Darren leur expliqua brièvement la situation. Boralf se porta volontaire pour négocier à ses côtés, et s’éloigna rapidement pour demander à quelques hommes de fabriquer un drapeau blanc dans les plus brefs délais. Alors qu’ils s’activaient à l’aide de simples pieux et d’un drap immaculé, Darren se tourna vers l’ermite :

— Gust, puis-je demander à votre xatu de veiller à ce que personne, allié comme ennemi, ne passe entre les pieux, dans un sens comme dans l’autre ? Exceptés nous autres ici présents, bien sûr.
— Sans souci. Xatu peut s’en occuper.

Le pokémon lâcha un cri d’assentiment, et flotta sereinement à quelques mètres au-dessus du campement, tel un gardien protecteur. Sa présence était sans doute l’une des choses qui rassurait le plus Darren dans cette situation de crise.
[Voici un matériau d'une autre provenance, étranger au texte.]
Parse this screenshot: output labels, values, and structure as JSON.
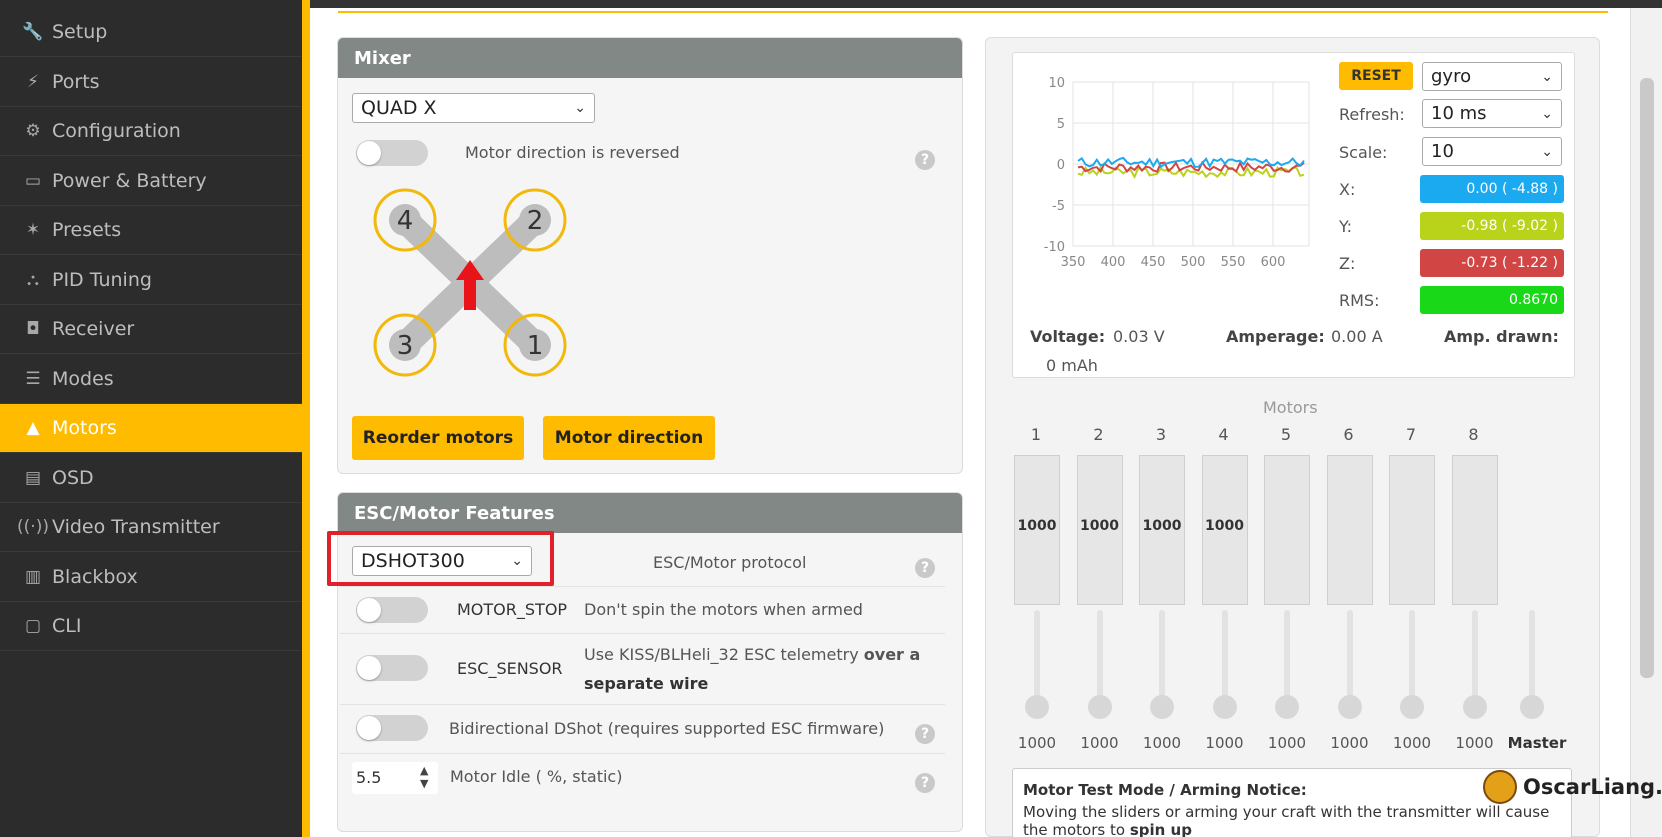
{
  "sidebar": {
    "items": [
      {
        "label": "Setup",
        "icon": "wrench-icon",
        "glyph": "🔧"
      },
      {
        "label": "Ports",
        "icon": "plug-icon",
        "glyph": "⚡"
      },
      {
        "label": "Configuration",
        "icon": "gear-icon",
        "glyph": "⚙"
      },
      {
        "label": "Power & Battery",
        "icon": "battery-icon",
        "glyph": "▭"
      },
      {
        "label": "Presets",
        "icon": "magic-wand-icon",
        "glyph": "✶"
      },
      {
        "label": "PID Tuning",
        "icon": "sitemap-icon",
        "glyph": "⛬"
      },
      {
        "label": "Receiver",
        "icon": "robot-icon",
        "glyph": "◘"
      },
      {
        "label": "Modes",
        "icon": "toggles-icon",
        "glyph": "☰"
      },
      {
        "label": "Motors",
        "icon": "motor-icon",
        "glyph": "▲"
      },
      {
        "label": "OSD",
        "icon": "osd-icon",
        "glyph": "▤"
      },
      {
        "label": "Video Transmitter",
        "icon": "broadcast-icon",
        "glyph": "((·))"
      },
      {
        "label": "Blackbox",
        "icon": "blackbox-icon",
        "glyph": "▥"
      },
      {
        "label": "CLI",
        "icon": "terminal-icon",
        "glyph": "▢"
      }
    ],
    "active_index": 8
  },
  "mixer": {
    "title": "Mixer",
    "mixer_type": "QUAD X",
    "motor_direction_reversed_label": "Motor direction is reversed",
    "motor_labels": [
      "4",
      "2",
      "3",
      "1"
    ],
    "reorder_label": "Reorder motors",
    "direction_label": "Motor direction"
  },
  "esc": {
    "title": "ESC/Motor Features",
    "protocol_value": "DSHOT300",
    "protocol_label": "ESC/Motor protocol",
    "motor_stop_name": "MOTOR_STOP",
    "motor_stop_desc": "Don't spin the motors when armed",
    "esc_sensor_name": "ESC_SENSOR",
    "esc_sensor_desc_1": "Use KISS/BLHeli_32 ESC telemetry",
    "esc_sensor_desc_bold_1": "over a",
    "esc_sensor_desc_bold_2": "separate wire",
    "bidir_label": "Bidirectional DShot (requires supported ESC firmware)",
    "idle_value": "5.5",
    "idle_label": "Motor Idle ( %, static)"
  },
  "graph": {
    "reset_label": "RESET",
    "sensor_value": "gyro",
    "refresh_label": "Refresh:",
    "refresh_value": "10 ms",
    "scale_label": "Scale:",
    "scale_value": "10",
    "x_label": "X:",
    "x_value": "0.00 ( -4.88 )",
    "y_label": "Y:",
    "y_value": "-0.98 ( -9.02 )",
    "z_label": "Z:",
    "z_value": "-0.73 ( -1.22 )",
    "rms_label": "RMS:",
    "rms_value": "0.8670",
    "colors": {
      "x": "#1ba9f0",
      "y": "#b9d21a",
      "z": "#d14545",
      "rms": "#18d818"
    },
    "y_ticks": [
      "10",
      "5",
      "0",
      "-5",
      "-10"
    ],
    "x_ticks": [
      "350",
      "400",
      "450",
      "500",
      "550",
      "600"
    ]
  },
  "power": {
    "voltage_label": "Voltage:",
    "voltage_value": "0.03 V",
    "amperage_label": "Amperage:",
    "amperage_value": "0.00 A",
    "amp_drawn_label": "Amp. drawn:",
    "amp_drawn_value": "0 mAh"
  },
  "motors": {
    "title": "Motors",
    "numbers": [
      "1",
      "2",
      "3",
      "4",
      "5",
      "6",
      "7",
      "8"
    ],
    "bar_values": [
      "1000",
      "1000",
      "1000",
      "1000",
      "",
      "",
      "",
      ""
    ],
    "slider_values": [
      "1000",
      "1000",
      "1000",
      "1000",
      "1000",
      "1000",
      "1000",
      "1000"
    ],
    "master_label": "Master"
  },
  "notice": {
    "title": "Motor Test Mode / Arming Notice:",
    "text": "Moving the sliders or arming your craft with the transmitter will cause the motors to",
    "bold_end": "spin up"
  },
  "watermark": {
    "text": "OscarLiang.com"
  }
}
— Bakrom, aucun d’eux n’a de fusils de sniper, rassure-moi ?
— Non, seulement des épées.
— C’est donc bel et bien pour négocier qu’ils sont là.

Boralf ne tarda pas à réapparaître avec son drapeau. Il le leva au-dessus de sa tête et commença, à la seule force de ses bras, à l’agiter doucement, histoire qu’il soit visible pour leurs ennemis. Darren et son bras droit, avec quelques mots d’encouragement de la part des autres, quittèrent lentement les lignes de pieux pour s’approcher du désert.

Au loin, les deux silhouettes centrales descendirent de leurs montures et s’avancèrent à pied dans leur direction, continuant de montrer le drapeau à tous.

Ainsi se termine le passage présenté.